The fundamental question these funding differences raise is why are children in suburban schools worth, on average, $10,000 more than children in urban schools?

One of the earliest things one learns in statistics is that correlation does not prove causation, but we must ask ourselves why the funding inequities map so neatly and regularly onto the racial and ethnic realities of our schools. Even if we cannot prove that schools are poorly funded because Black and Latino students attend them, we can demonstrate that the amount of funding increases with the rise in the White student population. This pattern of inequitable funding has occurred over centuries. The persistent under-funding of schools serving Black and Brown children has had a pernicious effect on the earning ratios of Black and Brown people related to years of schooling.


The empirical data suggest that more schooling is associated with higher earnings, that is, high school graduates earn more money than high school drop-outs and college graduates earn more than high school graduates. Margo (1990) pointed out that in 1940 the average annual earnings of Black men were about 48% of those of White men, but by 1980 the earning ratio had risen to 61%. By 1993, the median Black male earned 74% as much as the median White male (Clinton White House Staff, 1995, Empirical Literature Review section).


While earnings ratios show us how people are (or were) doing at particular points in time, they do not address the cumulative effect of such income disparities. According to economists Joseph Altonji and Ulrech Doraszelski (2005):


The wealth gap between [Whites] and [Blacks] in the United States is much larger than the gap in earnings. The gap in wealth has implications for the social position of African Americans that go far beyond its obvious implications for consumption levels that households can sustain. This is because wealth is a source of political and social power, influences access to capital for new businesses, and provides insurance against fluctuations in labor market income. It affects the quality of housing, neighborhoods, and schools a family has access to as well as the ability to finance higher education. The fact that friendships and family ties tend to be within racial groups amplifies the effect of the wealth gap on the financial, social, and political resources available to [Blacks] relative to [Whites], (p. 1)


This economic analysis maps well on to the notions of achievement gap versus education debt I am trying to advance. So while the income gap more closely resembles the achievement gap, the wealth disparity better reflects the education debt.

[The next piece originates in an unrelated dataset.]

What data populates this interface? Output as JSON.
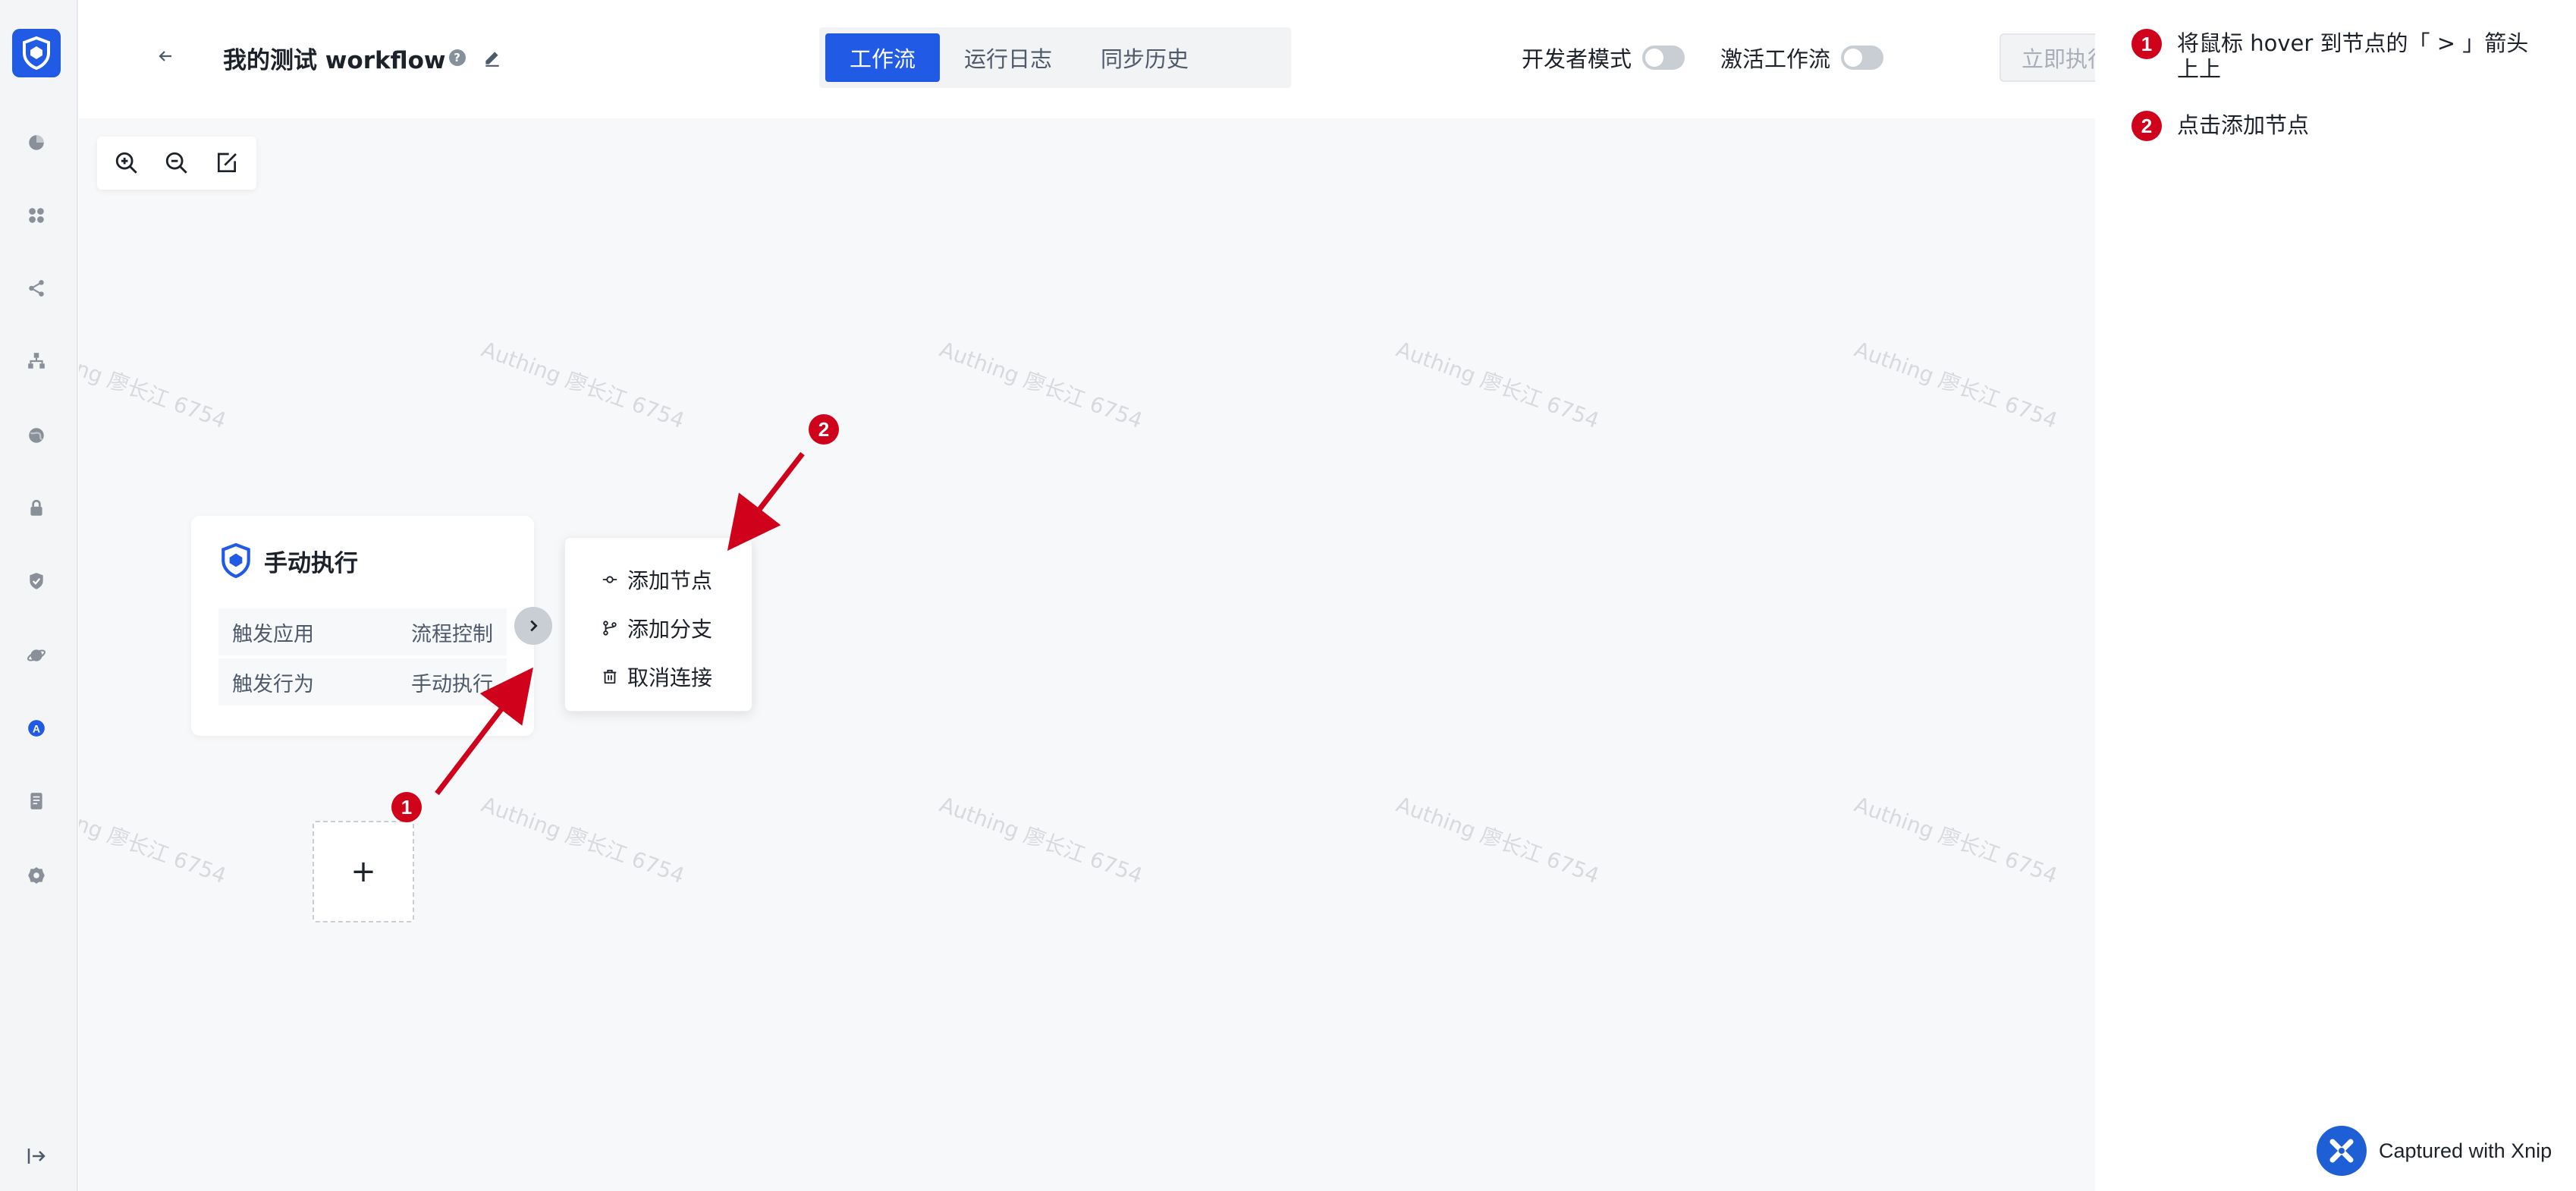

We also fail to discuss the health gap. Students in low-performing schools rarely have the health benefits that students in high-performing schools do. The age-adjusted death rate for the African American population was 29.6% higher than for the non-Hispanic/Latino White population. The death rate for the Hispanic/Latino population was greater than the non-Hispanic Whites for four of the leading causes of death-chronic liver disease, diabetes, HIV/AIDS, and homicide (Keppel, Pearcy, & Wagener, 2002).

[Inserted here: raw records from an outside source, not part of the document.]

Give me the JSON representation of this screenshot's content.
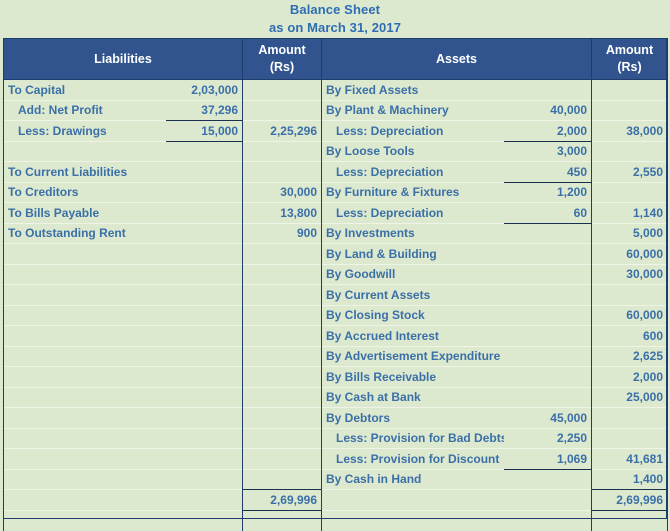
{
  "title": {
    "line1": "Balance Sheet",
    "line2": "as on March 31, 2017"
  },
  "colors": {
    "header_bg": "#31548f",
    "header_text": "#ffffff",
    "page_bg": "#dce9ce",
    "body_text": "#3a6fa8",
    "title_text": "#2e6db4",
    "rule": "#1a3050"
  },
  "headers": {
    "liabilities": "Liabilities",
    "amount_left_line1": "Amount",
    "amount_left_line2": "(Rs)",
    "assets": "Assets",
    "amount_right_line1": "Amount",
    "amount_right_line2": "(Rs)"
  },
  "liabilities_rows": [
    {
      "label": "To Capital",
      "sub": "2,03,000",
      "amount": ""
    },
    {
      "label": "Add: Net Profit",
      "sub": "37,296",
      "amount": ""
    },
    {
      "label": "Less: Drawings",
      "sub": "15,000",
      "amount": "2,25,296"
    },
    {
      "label": "",
      "sub": "",
      "amount": ""
    },
    {
      "label": "To Current Liabilities",
      "sub": "",
      "amount": ""
    },
    {
      "label": "To Creditors",
      "sub": "",
      "amount": "30,000"
    },
    {
      "label": "To Bills Payable",
      "sub": "",
      "amount": "13,800"
    },
    {
      "label": "To Outstanding Rent",
      "sub": "",
      "amount": "900"
    },
    {
      "label": "",
      "sub": "",
      "amount": ""
    },
    {
      "label": "",
      "sub": "",
      "amount": ""
    },
    {
      "label": "",
      "sub": "",
      "amount": ""
    },
    {
      "label": "",
      "sub": "",
      "amount": ""
    },
    {
      "label": "",
      "sub": "",
      "amount": ""
    },
    {
      "label": "",
      "sub": "",
      "amount": ""
    },
    {
      "label": "",
      "sub": "",
      "amount": ""
    },
    {
      "label": "",
      "sub": "",
      "amount": ""
    },
    {
      "label": "",
      "sub": "",
      "amount": ""
    },
    {
      "label": "",
      "sub": "",
      "amount": ""
    },
    {
      "label": "",
      "sub": "",
      "amount": ""
    },
    {
      "label": "",
      "sub": "",
      "amount": ""
    }
  ],
  "assets_rows": [
    {
      "label": "By Fixed Assets",
      "sub": "",
      "amount": ""
    },
    {
      "label": "By Plant & Machinery",
      "sub": "40,000",
      "amount": ""
    },
    {
      "label": "Less: Depreciation",
      "sub": "2,000",
      "amount": "38,000"
    },
    {
      "label": "By Loose Tools",
      "sub": "3,000",
      "amount": ""
    },
    {
      "label": "Less: Depreciation",
      "sub": "450",
      "amount": "2,550"
    },
    {
      "label": "By Furniture & Fixtures",
      "sub": "1,200",
      "amount": ""
    },
    {
      "label": "Less: Depreciation",
      "sub": "60",
      "amount": "1,140"
    },
    {
      "label": "By Investments",
      "sub": "",
      "amount": "5,000"
    },
    {
      "label": "By Land & Building",
      "sub": "",
      "amount": "60,000"
    },
    {
      "label": "By Goodwill",
      "sub": "",
      "amount": "30,000"
    },
    {
      "label": "By Current Assets",
      "sub": "",
      "amount": ""
    },
    {
      "label": "By Closing Stock",
      "sub": "",
      "amount": "60,000"
    },
    {
      "label": "By Accrued Interest",
      "sub": "",
      "amount": "600"
    },
    {
      "label": "By Advertisement Expenditure",
      "sub": "",
      "amount": "2,625"
    },
    {
      "label": "By Bills Receivable",
      "sub": "",
      "amount": "2,000"
    },
    {
      "label": "By Cash at Bank",
      "sub": "",
      "amount": "25,000"
    },
    {
      "label": "By Debtors",
      "sub": "45,000",
      "amount": ""
    },
    {
      "label": "Less: Provision for Bad Debts",
      "sub": "2,250",
      "amount": ""
    },
    {
      "label": "Less: Provision for Discount",
      "sub": "1,069",
      "amount": "41,681"
    },
    {
      "label": "By Cash in Hand",
      "sub": "",
      "amount": "1,400"
    }
  ],
  "totals": {
    "liabilities_total": "2,69,996",
    "assets_total": "2,69,996"
  }
}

The wealth gap is also not discussed. Over the last 7 years, the number of children living in poverty in the U.S. has grown by 11.3% to approach 13 million. More than a million children have fallen into extreme poverty (22% increase) over the past 5 years, now gripping over 5.6 million children (Witte & Henderson, 2004). Extreme poverty means living with an annual income below $7,870 for a family of three. To isolate the "achievement gap" in the midst of all of these other disparities seems wrong-headed and disingenuous.


But, the problem I have with all of this "achievement gap" talk is not merely semantic. It is also substantive. First, this gap is not a new phenomenon. Scholars have offered a variety of explanations for it over time. In the 1950s and 1960s, we had cultural deficit theories that suggested that children of color were victims of pathological lifestyles that hindered their ability to benefit from schooling (see Bereiter & Engleman, 1966; Hess & Shipman, 1965). Unfortunately, although the specific language of cultural deficit is no longer used, the thinking behind such language continues to linger. In 2007, we can still walk into schools and hear the following explanations for poor students' of color school failure:

* The parents just don't care

* These children don't have enough exposure/experiences

* These children aren't ready for school

* Their families don't value education

* They are coming from a "culture of poverty"

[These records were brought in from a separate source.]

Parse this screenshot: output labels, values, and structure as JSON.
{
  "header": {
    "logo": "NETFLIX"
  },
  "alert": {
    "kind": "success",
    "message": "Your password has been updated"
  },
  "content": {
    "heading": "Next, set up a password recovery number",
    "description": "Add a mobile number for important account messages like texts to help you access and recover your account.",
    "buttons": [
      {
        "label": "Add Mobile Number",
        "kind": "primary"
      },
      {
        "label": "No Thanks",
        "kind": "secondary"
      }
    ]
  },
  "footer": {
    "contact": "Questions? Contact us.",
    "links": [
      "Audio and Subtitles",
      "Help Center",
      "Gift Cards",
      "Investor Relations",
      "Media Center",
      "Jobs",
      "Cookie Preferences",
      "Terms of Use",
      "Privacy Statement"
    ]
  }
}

In the remainder of this article, I attempt to unpack the thinking behind each of these oft-repeated explanations.



When I began teaching in the late 1960s my colleagues told me as we prepared for back-to-school night, not to get my hopes up because "these parents just don't care" and I should not expect them to attend. They were talking specifically about my students since the bulk of the students who were bussed to the school from the African American community were in my classes. No one acknowledged that my students' parents were less likely to have transportation to travel across the city or that it was not particularly safe for Black people to be found in the school's neighborhood after dark. My school parents came from a community I knew well. I grew up in that neighborhood. I called a group of my friends and asked them to car pool my parents to the school. I contacted my parents and told them where in the community the cars would pick them up. On back-to-school night almost all of my Black parents showed up. My colleagues were shocked but they never acknowledged that they had not really tried to facilitate the parents' getting there.


Some 20 years later when I was researching effective teachers of African American children (Ladson-Billings, 1994), I heard the same thing-the parents just don't care-from many of the less-effective teachers. However, from the highly effective teachers I saw a variety of creative strategies for involving parents. One teacher said to me, "I've never met a parent who didn't want the best for her children. They don't always know how to express their caring in a way that middle class people do, but believe me, they care!"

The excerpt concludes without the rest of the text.